Risih dengan Kata Gegara dan Tetiba

Ngetren pemakaian kata gegara dan tetiba sebagai pengganti gara-gara dan tiba-tiba itu sudah berapa lama ya?

Yang jelas sejak setahunan yang lalu ya. Dan sampe sekarang aku belum bisa pakai kata itu senajan sudah ada di kamus besar versi ke berapa gitu. Sebuwa kamus yang menurutku baik banget karena kata yang belum ada trus jadi diada-adain kayak kejar target penambahan kata baru tiap bulannya gitu. Hahaha

Karena risih aja. Soalnya gak fair gitu. Kenapa cuma dua kata itu doang yang disingkat? Rata-rata apa boleh disingkat jadi rerata? Kura-kura juga boleh disingkat jadi kekura? Ntar kalau makan-makan berubah jadi memakan? Haha

Sebenarnya pernah baca juga si manusia indie nyebut kata bebikinan, atau gegulingan, sebagai pengganti kata bikin-bikin atau guling-guling. Tapi kok gak fair kalau cuma hanya pada kata tertentu saja rumus itu dipakek.

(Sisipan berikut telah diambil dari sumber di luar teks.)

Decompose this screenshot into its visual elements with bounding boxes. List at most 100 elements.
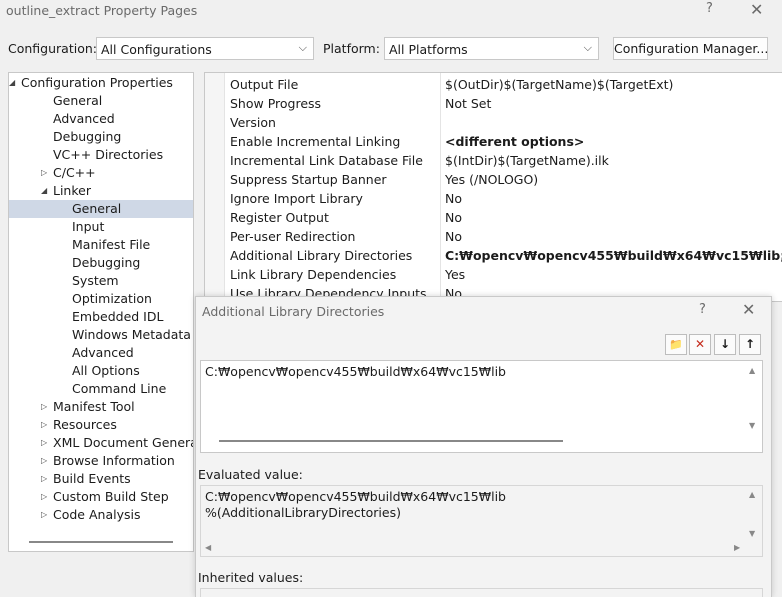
platform-dropdown[interactable]: All Platforms ⌵ xyxy=(384,37,599,60)
tree-item[interactable]: VC++ Directories xyxy=(9,146,193,164)
property-value[interactable]: $(OutDir)$(TargetName)$(TargetExt) xyxy=(445,75,673,94)
property-row[interactable]: Per-user Redirection No xyxy=(225,227,782,246)
platform-label: Platform: xyxy=(323,41,380,56)
expand-arrow-icon[interactable]: ▷ xyxy=(41,488,47,506)
property-row[interactable]: Additional Library Directories C:₩opencv₩… xyxy=(225,246,782,265)
directories-edit-text[interactable]: C:₩opencv₩opencv455₩build₩x64₩vc15₩lib xyxy=(205,364,506,379)
tree-item-label: Browse Information xyxy=(53,453,175,468)
expand-arrow-icon[interactable]: ▷ xyxy=(41,434,47,452)
property-name: Suppress Startup Banner xyxy=(230,172,387,187)
property-name: Version xyxy=(230,115,276,130)
property-row[interactable]: Output File $(OutDir)$(TargetName)$(Targe… xyxy=(225,75,782,94)
tree-item[interactable]: ▷ C/C++ xyxy=(9,164,193,182)
property-name: Ignore Import Library xyxy=(230,191,363,206)
property-name: Additional Library Directories xyxy=(230,248,413,263)
tree-item[interactable]: Optimization xyxy=(9,290,193,308)
property-value[interactable]: Not Set xyxy=(445,94,491,113)
window-title: outline_extract Property Pages xyxy=(6,3,198,18)
property-row[interactable]: Enable Incremental Linking <different opt… xyxy=(225,132,782,151)
property-grid[interactable]: Output File $(OutDir)$(TargetName)$(Targe… xyxy=(204,72,782,302)
tree-item[interactable]: Embedded IDL xyxy=(9,308,193,326)
tree-item[interactable]: Windows Metadata xyxy=(9,326,193,344)
property-row[interactable]: Ignore Import Library No xyxy=(225,189,782,208)
property-value[interactable]: No xyxy=(445,189,462,208)
scroll-right-icon[interactable]: ▶ xyxy=(734,543,740,552)
tree-item[interactable]: Manifest File xyxy=(9,236,193,254)
tree-item[interactable]: ▷ Code Analysis xyxy=(9,506,193,524)
property-value[interactable]: C:₩opencv₩opencv455₩build₩x64₩vc15₩lib;%… xyxy=(445,246,782,265)
property-row[interactable]: Version xyxy=(225,113,782,132)
tree-item-label: Code Analysis xyxy=(53,507,141,522)
delete-button[interactable]: ✕ xyxy=(689,334,711,355)
tree-item[interactable]: Command Line xyxy=(9,380,193,398)
tree-item[interactable]: System xyxy=(9,272,193,290)
tree-item-label: Optimization xyxy=(72,291,152,306)
tree-item[interactable]: ▷ Manifest Tool xyxy=(9,398,193,416)
property-tree[interactable]: ◢ Configuration Properties General Advanced… xyxy=(8,72,194,552)
scroll-down-icon[interactable]: ▼ xyxy=(749,529,755,538)
expand-arrow-icon[interactable]: ▷ xyxy=(41,452,47,470)
property-row[interactable]: Register Output No xyxy=(225,208,782,227)
move-up-button[interactable]: ↑ xyxy=(739,334,761,355)
tree-item[interactable]: Input xyxy=(9,218,193,236)
tree-item-label: Configuration Properties xyxy=(21,75,173,90)
tree-item[interactable]: All Options xyxy=(9,362,193,380)
tree-item-label: C/C++ xyxy=(53,165,96,180)
property-value[interactable]: No xyxy=(445,227,462,246)
collapse-arrow-icon[interactable]: ◢ xyxy=(9,74,15,92)
property-value[interactable]: No xyxy=(445,208,462,227)
tree-item[interactable]: ▷ Browse Information xyxy=(9,452,193,470)
tree-item-label: XML Document Generator xyxy=(53,435,193,450)
tree-item[interactable]: ▷ Custom Build Step xyxy=(9,488,193,506)
tree-item-label: Build Events xyxy=(53,471,131,486)
tree-item[interactable]: ▷ Build Events xyxy=(9,470,193,488)
scroll-up-icon[interactable]: ▲ xyxy=(749,366,755,375)
scroll-up-icon[interactable]: ▲ xyxy=(749,490,755,499)
help-icon[interactable]: ? xyxy=(706,1,713,16)
expand-arrow-icon[interactable]: ▷ xyxy=(41,164,47,182)
expand-arrow-icon[interactable]: ▷ xyxy=(41,470,47,488)
tree-item[interactable]: General xyxy=(9,200,193,218)
tree-item-label: Embedded IDL xyxy=(72,309,164,324)
new-line-button[interactable]: 📁 xyxy=(665,334,687,355)
directories-edit-box[interactable]: C:₩opencv₩opencv455₩build₩x64₩vc15₩lib ▲… xyxy=(200,360,763,453)
tree-item-label: Advanced xyxy=(53,111,115,126)
scroll-down-icon[interactable]: ▼ xyxy=(749,421,755,430)
collapse-arrow-icon[interactable]: ◢ xyxy=(41,182,47,200)
tree-item-label: Manifest Tool xyxy=(53,399,135,414)
configuration-dropdown[interactable]: All Configurations ⌵ xyxy=(96,37,314,60)
property-row[interactable]: Show Progress Not Set xyxy=(225,94,782,113)
tree-item-label: All Options xyxy=(72,363,140,378)
edit-horizontal-scrollbar[interactable] xyxy=(219,440,563,442)
tree-item[interactable]: ◢ Linker xyxy=(9,182,193,200)
tree-item[interactable]: Advanced xyxy=(9,110,193,128)
property-value[interactable]: <different options> xyxy=(445,132,584,151)
additional-library-directories-dialog: Additional Library Directories ? ✕ 📁 ✕ ↓… xyxy=(195,296,772,597)
configuration-label: Configuration: xyxy=(8,41,97,56)
expand-arrow-icon[interactable]: ▷ xyxy=(41,506,47,524)
property-row[interactable]: Link Library Dependencies Yes xyxy=(225,265,782,284)
tree-item[interactable]: Debugging xyxy=(9,254,193,272)
expand-arrow-icon[interactable]: ▷ xyxy=(41,416,47,434)
tree-item[interactable]: General xyxy=(9,92,193,110)
dialog-title: Additional Library Directories xyxy=(202,304,385,319)
help-icon[interactable]: ? xyxy=(699,302,706,317)
property-row[interactable]: Suppress Startup Banner Yes (/NOLOGO) xyxy=(225,170,782,189)
move-down-button[interactable]: ↓ xyxy=(714,334,736,355)
tree-item[interactable]: Debugging xyxy=(9,128,193,146)
configuration-manager-button[interactable]: Configuration Manager... xyxy=(613,37,768,60)
close-icon[interactable]: ✕ xyxy=(742,300,755,319)
property-value[interactable]: $(IntDir)$(TargetName).ilk xyxy=(445,151,609,170)
scroll-left-icon[interactable]: ◀ xyxy=(205,543,211,552)
tree-horizontal-scrollbar[interactable] xyxy=(29,541,173,543)
tree-item[interactable]: Advanced xyxy=(9,344,193,362)
tree-item[interactable]: ▷ XML Document Generator xyxy=(9,434,193,452)
close-icon[interactable]: ✕ xyxy=(750,0,763,19)
property-value[interactable]: Yes (/NOLOGO) xyxy=(445,170,538,189)
property-row[interactable]: Incremental Link Database File $(IntDir)$… xyxy=(225,151,782,170)
property-value[interactable]: Yes xyxy=(445,265,465,284)
tree-item[interactable]: ▷ Resources xyxy=(9,416,193,434)
tree-item[interactable]: ◢ Configuration Properties xyxy=(9,74,193,92)
tree-item-label: General xyxy=(72,201,122,216)
expand-arrow-icon[interactable]: ▷ xyxy=(41,398,47,416)
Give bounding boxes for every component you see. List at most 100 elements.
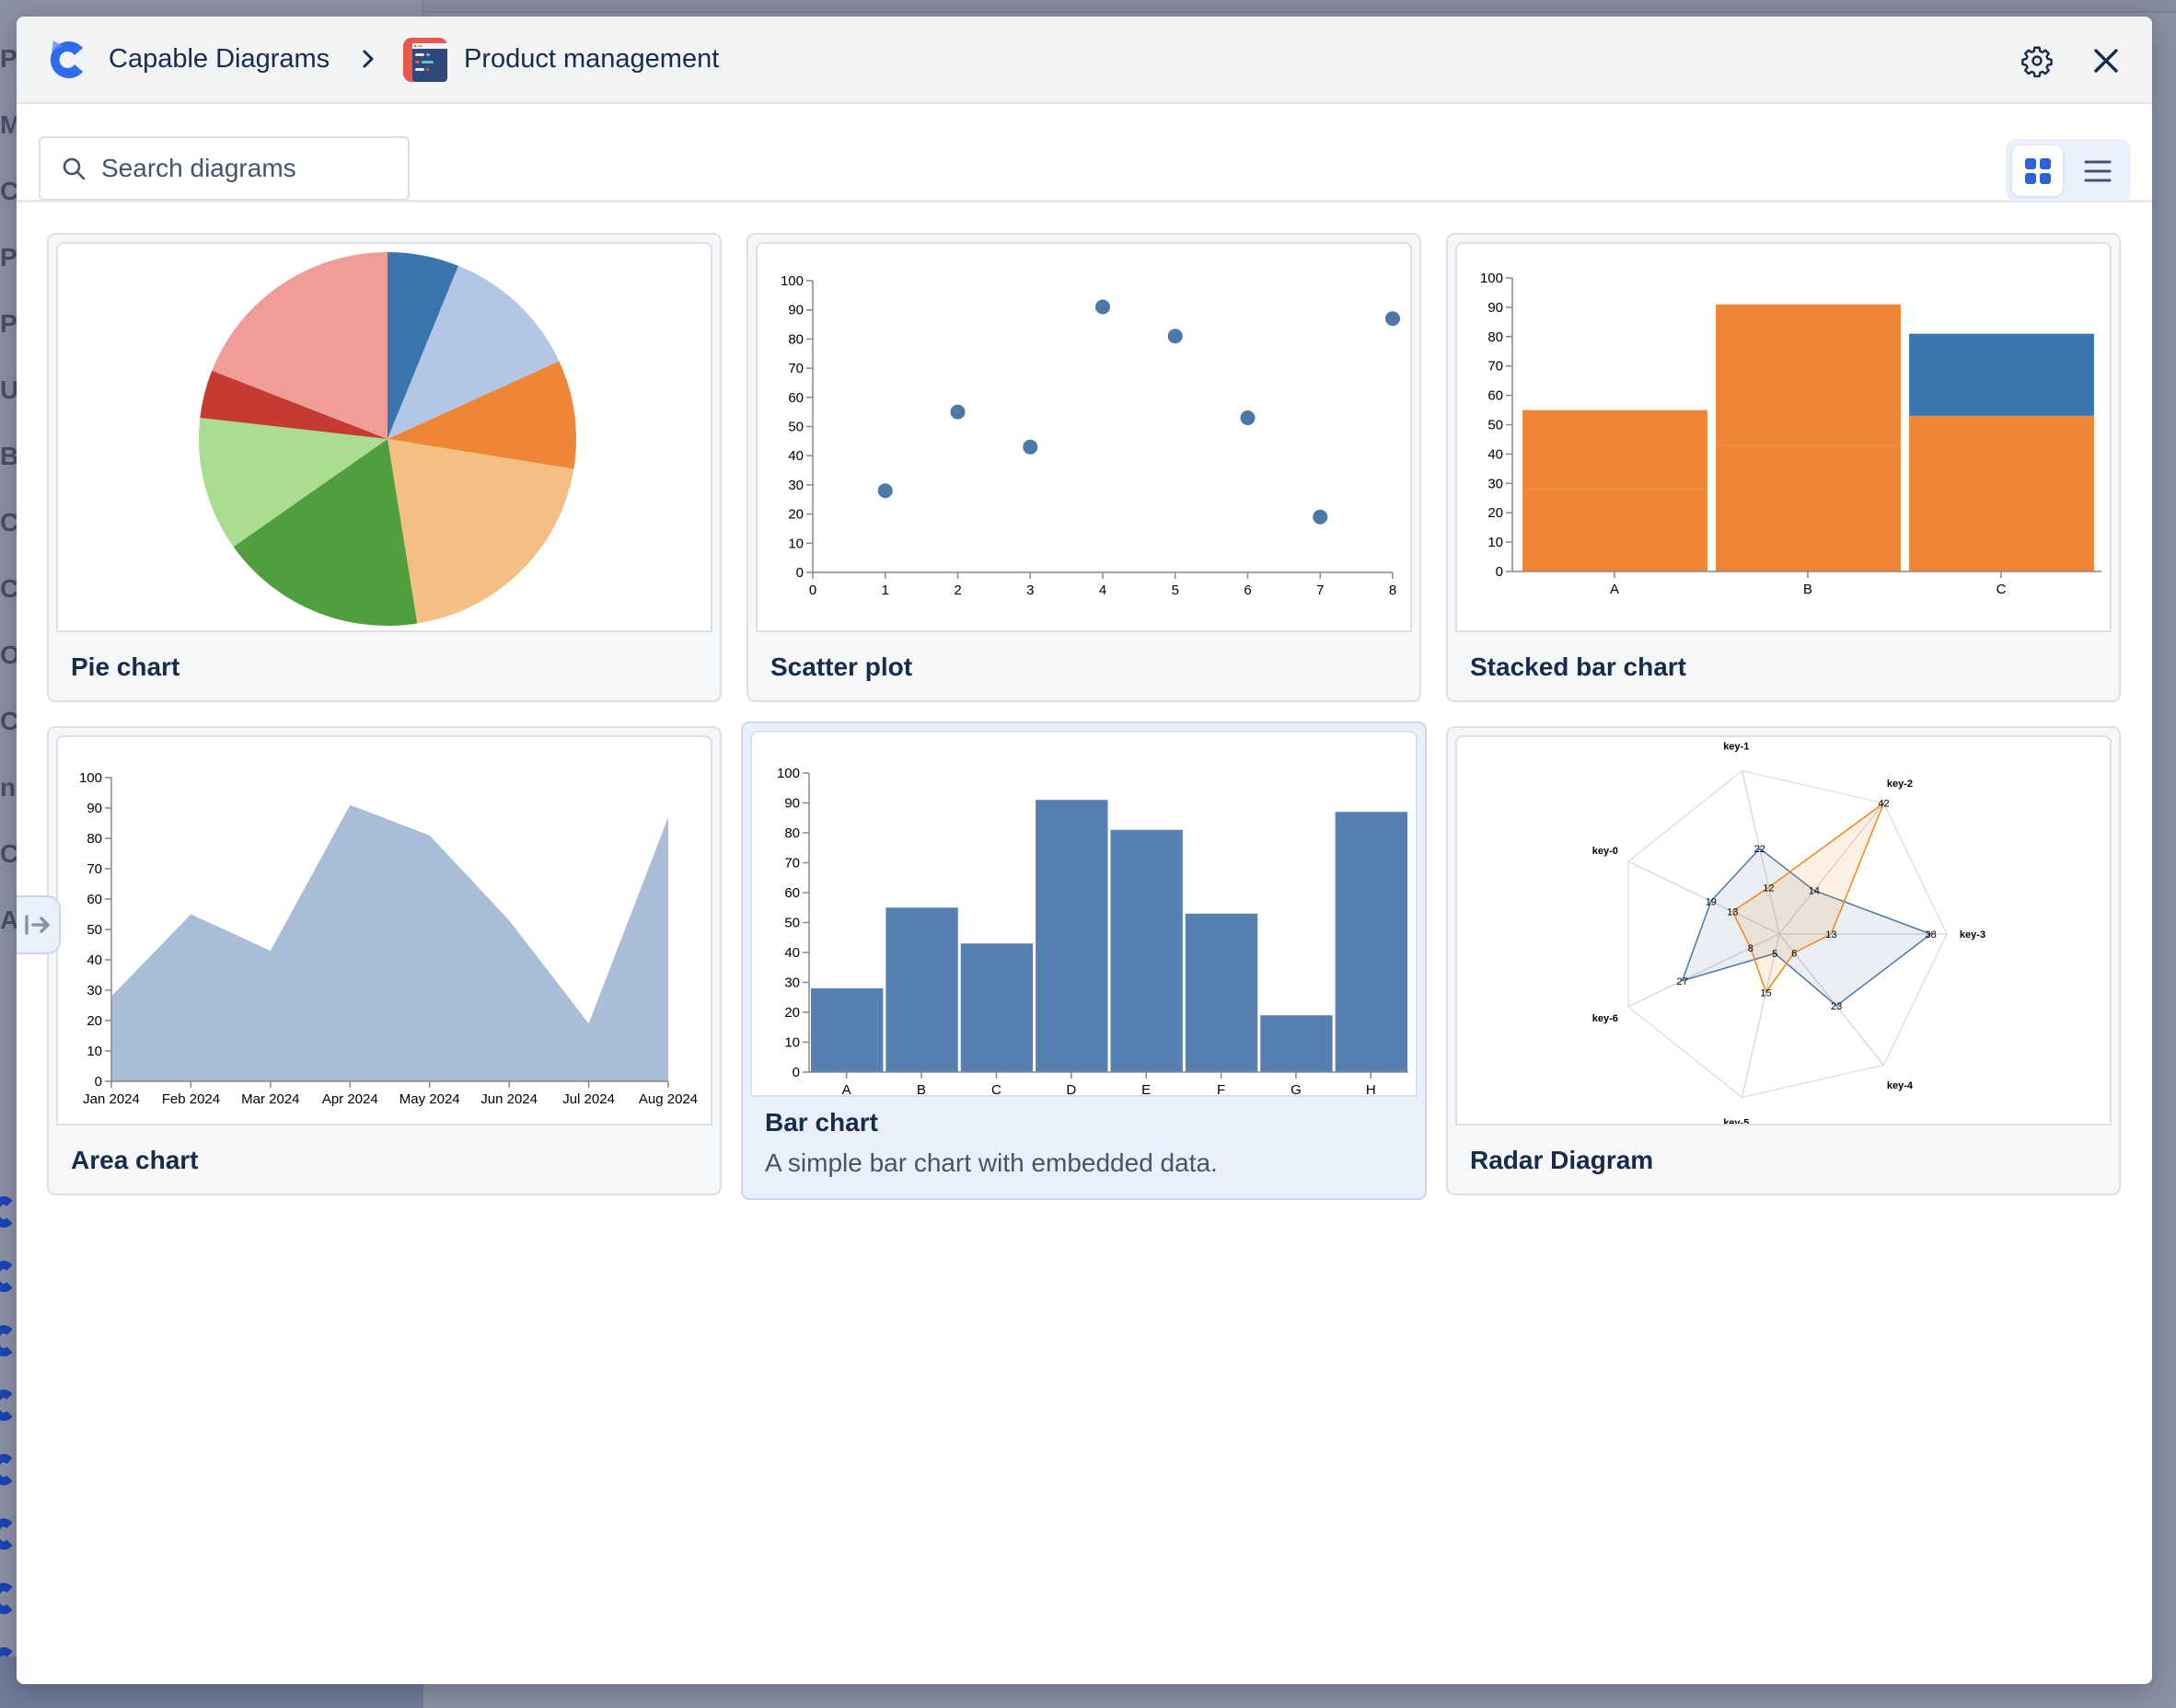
card-title: Scatter plot xyxy=(770,652,913,681)
card-thumbnail: key-0 key-1 key-2 key-3 key-4 key-5 key-6 19 22 1… xyxy=(1455,735,2112,1125)
background-app-icon xyxy=(0,1518,17,1550)
scatter-plot: 0 10 20 30 40 50 60 70 80 90 100 0 1 2 3 4 5 6 7 8 xyxy=(781,273,1400,598)
radar-value-label: 19 xyxy=(1706,896,1717,907)
area-chart: 0 10 20 30 40 50 60 70 80 90 100 Jan 2024 Feb 2024 Ma… xyxy=(79,770,698,1107)
x-tick-label: Apr 2024 xyxy=(322,1091,378,1107)
x-tick-label: B xyxy=(917,1082,926,1097)
y-tick-label: 90 xyxy=(788,303,804,318)
radar-key-label: key-5 xyxy=(1723,1118,1749,1125)
radar-key-label: key-4 xyxy=(1887,1080,1914,1091)
y-tick-label: 60 xyxy=(87,892,102,907)
card-title: Bar chart xyxy=(765,1108,878,1137)
card-title: Pie chart xyxy=(71,652,180,681)
bar-chart: 0 10 20 30 40 50 60 70 80 90 100 A B C D E F G H xyxy=(777,766,1408,1097)
y-tick-label: 80 xyxy=(87,831,102,847)
bar-D xyxy=(1036,800,1108,1072)
x-tick-label: A xyxy=(842,1082,851,1097)
y-tick-label: 20 xyxy=(1487,505,1503,521)
scatter-point xyxy=(1095,299,1110,315)
background-app-icon xyxy=(0,1325,17,1356)
card-title: Area chart xyxy=(71,1146,199,1174)
y-tick-label: 80 xyxy=(788,331,804,347)
expand-sidebar-button[interactable] xyxy=(17,895,61,954)
diagram-card-area-chart[interactable]: 0 10 20 30 40 50 60 70 80 90 100 Jan 2024 Feb 2024 Ma… xyxy=(47,726,722,1195)
diagram-card-bar-chart[interactable]: 0 10 20 30 40 50 60 70 80 90 100 A B C D E F G H Bar chart… xyxy=(741,721,1427,1200)
x-tick-label: Jun 2024 xyxy=(480,1091,538,1107)
card-thumbnail: 0 10 20 30 40 50 60 70 80 90 100 A B C xyxy=(1455,242,2112,632)
radar-value-label: 14 xyxy=(1809,886,1820,897)
y-tick-label: 60 xyxy=(784,885,800,901)
y-tick-label: 100 xyxy=(1480,271,1503,286)
background-app-icon xyxy=(0,1261,17,1292)
x-tick-label: Feb 2024 xyxy=(162,1091,220,1107)
x-tick-label: 8 xyxy=(1389,583,1396,598)
card-thumbnail: 0 10 20 30 40 50 60 70 80 90 100 Jan 2024 Feb 2024 Ma… xyxy=(56,735,712,1125)
y-tick-label: 50 xyxy=(784,916,800,931)
y-tick-label: 10 xyxy=(788,536,804,551)
search-box[interactable] xyxy=(39,136,410,201)
diagram-card-radar-diagram[interactable]: key-0 key-1 key-2 key-3 key-4 key-5 key-6 19 22 1… xyxy=(1446,726,2121,1195)
card-title: Radar Diagram xyxy=(1470,1146,1654,1174)
bar-A xyxy=(811,988,884,1072)
y-tick-label: 40 xyxy=(87,952,102,968)
radar-value-label: 6 xyxy=(1791,948,1797,959)
y-tick-label: 70 xyxy=(784,856,800,871)
y-tick-label: 60 xyxy=(1487,388,1503,404)
radar-key-label: key-0 xyxy=(1592,846,1618,857)
search-input[interactable] xyxy=(101,154,396,183)
bar-B xyxy=(885,907,958,1072)
y-tick-label: 90 xyxy=(784,796,800,812)
y-tick-label: 30 xyxy=(788,478,804,493)
x-tick-label: 4 xyxy=(1099,583,1106,598)
view-mode-toggle xyxy=(2006,139,2131,202)
diagram-card-pie-chart[interactable]: Pie chart xyxy=(47,233,722,702)
background-app-icon xyxy=(0,1454,17,1485)
y-tick-label: 30 xyxy=(87,983,102,998)
background-sidebar-item: P xyxy=(0,44,17,73)
y-tick-label: 0 xyxy=(95,1074,102,1090)
background-app-icon xyxy=(0,1583,17,1614)
radar-value-label: 12 xyxy=(1763,883,1774,894)
scatter-point xyxy=(1385,311,1400,327)
y-tick-label: 10 xyxy=(1487,535,1503,550)
breadcrumb-app-name[interactable]: Capable Diagrams xyxy=(109,42,330,75)
radar-value-label: 13 xyxy=(1727,907,1738,918)
capable-diagrams-logo-icon xyxy=(50,40,83,78)
scatter-point xyxy=(1167,329,1183,344)
close-button[interactable] xyxy=(2088,42,2124,79)
bar-C-orange-high xyxy=(1908,415,2095,572)
list-view-button[interactable] xyxy=(2072,145,2123,196)
diagram-card-stacked-bar-chart[interactable]: 0 10 20 30 40 50 60 70 80 90 100 A B C Stacked bar ch… xyxy=(1446,233,2121,702)
background-sidebar-item: P xyxy=(0,243,17,271)
radar-value-label: 38 xyxy=(1926,929,1937,941)
x-tick-label: H xyxy=(1366,1082,1376,1097)
y-tick-label: 20 xyxy=(784,1005,800,1021)
breadcrumb-space-name[interactable]: Product management xyxy=(464,42,719,75)
radar-key-label: key-6 xyxy=(1592,1013,1618,1024)
bar-C xyxy=(960,943,1034,1072)
close-icon xyxy=(2094,49,2118,73)
y-tick-label: 40 xyxy=(1487,446,1503,462)
y-tick-label: 30 xyxy=(1487,476,1503,491)
y-tick-label: 70 xyxy=(788,361,804,376)
x-tick-label: B xyxy=(1803,582,1812,597)
radar-key-label: key-2 xyxy=(1887,779,1913,790)
y-tick-label: 50 xyxy=(87,922,102,938)
scatter-point xyxy=(950,404,966,420)
settings-button[interactable] xyxy=(2019,42,2055,79)
y-tick-label: 70 xyxy=(87,861,102,877)
pie-slice-D xyxy=(388,439,574,624)
bar-E xyxy=(1110,829,1183,1072)
list-icon xyxy=(2084,160,2111,181)
y-tick-label: 90 xyxy=(87,801,102,816)
x-tick-label: D xyxy=(1066,1082,1076,1097)
search-icon xyxy=(63,157,86,180)
card-thumbnail: 0 10 20 30 40 50 60 70 80 90 100 A B C D E F G H xyxy=(750,731,1418,1097)
x-tick-label: May 2024 xyxy=(399,1091,460,1107)
diagram-card-scatter-plot[interactable]: 0 10 20 30 40 50 60 70 80 90 100 0 1 2 3 4 5 6 7 8 Scatter … xyxy=(747,233,1421,702)
radar-value-label: 42 xyxy=(1878,799,1889,810)
grid-view-button[interactable] xyxy=(2012,145,2063,196)
card-thumbnail xyxy=(56,242,712,632)
radar-key-label: key-1 xyxy=(1723,741,1749,752)
gear-icon xyxy=(2021,46,2053,77)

Jadi rumusnya adalah kata pertama cuma diambil konsonan pertama trus ditambah huruf vokal “e”.

Tiba-tiba = kata pertama diambil huruf “t”nya doang trus ditambah “e”. Jadi tetiba. Tanda “-“ dihilangkan.

Jadi emang memercepat penulisan sih. Cuman gak fair aja kalau cuma beberapa kata aja yang boleh.

Aku iseng update status di facebook tentang hal ini. Ternyata ada beberapa blogger yang sama-sama risih baca tetiba dan gegara. Agus Mulyadi salah satunya. Trus ada blogger satu lagu, Armita Fibri juga mengatakan yang sama.

Di sini daku gak membahas apakah si gegara dan tetiba itu salah lo ya. Soalnya kalau masalah eyede, aku juga gak suka terlalu mengikuti pakem eyede. Jadinya gak manusiawi soalnya. Haha.

Jadi ini cuma masalah preferensi, alias kesukaan. Jadi ini murni subyektif belaka. Tidak menyalahkan orang yg pakai kata gegara dan tetiba sama sekali. Silakan buat klean yg mau pakek gegara dan tetiba. Bebas merdeka!

Di feisbuk malah ada yg merembet mbahas kata gaul zaman now yang menurutku gak nyambung dengan konteks. Karena yg kubahas adalah gegara dan tetiba. Kenapa malah mbahas “jan, keknya, yakali”? Wong aku lo gak mbahas kesalahan penulisan. Aku cuma mbahas risih sama gegara dan tetiba aja.

Untuk menetralisasi supaya orang gak benci-benci banget sama aku, aku tambahi kalimat “Mungkin aku sakit jiwa”. Padahal ya enggak gila juga. Eh, sapa tahu memang gila beneran ya? Hahahha kayaknya kok iya.

Kak Anazkia menambahkan kalau tetiba dan gegara ternyata udah lama dipakek di Malaysia. Oh wajar sih. Di sana emang suka nyingkat kata kan ya? Trus kita ikut-ikutan xixixi.

Tapi ternyata kita gak ikut-ikutan kok, temen lain Wak Jek, bilang kalau gegara dan tetiba itu sudah dipakek lama di Medan. Baru kali ini ngetren gara-gara sosyel media.

Pantesan udah dimasukin kamus besar ya.

Kak Neny temenku kuliah ngasi bukti skrinshot kalau si gegara dan tetiba sudah masuk di kebebei lima:

Gegara tetiba KBBI V

Sial! Bahasa Indonesia makin aneh-aneh aja! Haha.

Kutunggu semua bahasa gaul dimasukin kamus besar deh. Gapapa kutunggu sampe versi 100 deh. Tolong masukin “pen (pingin), jan (jangan), yoda (yaudah), sama yuyur (jujur) deh, biar kaum food reviewer di instagram saweneng. Hahaha

Yaudah, gitu aja gaes curhatan kali ini. Bye bye.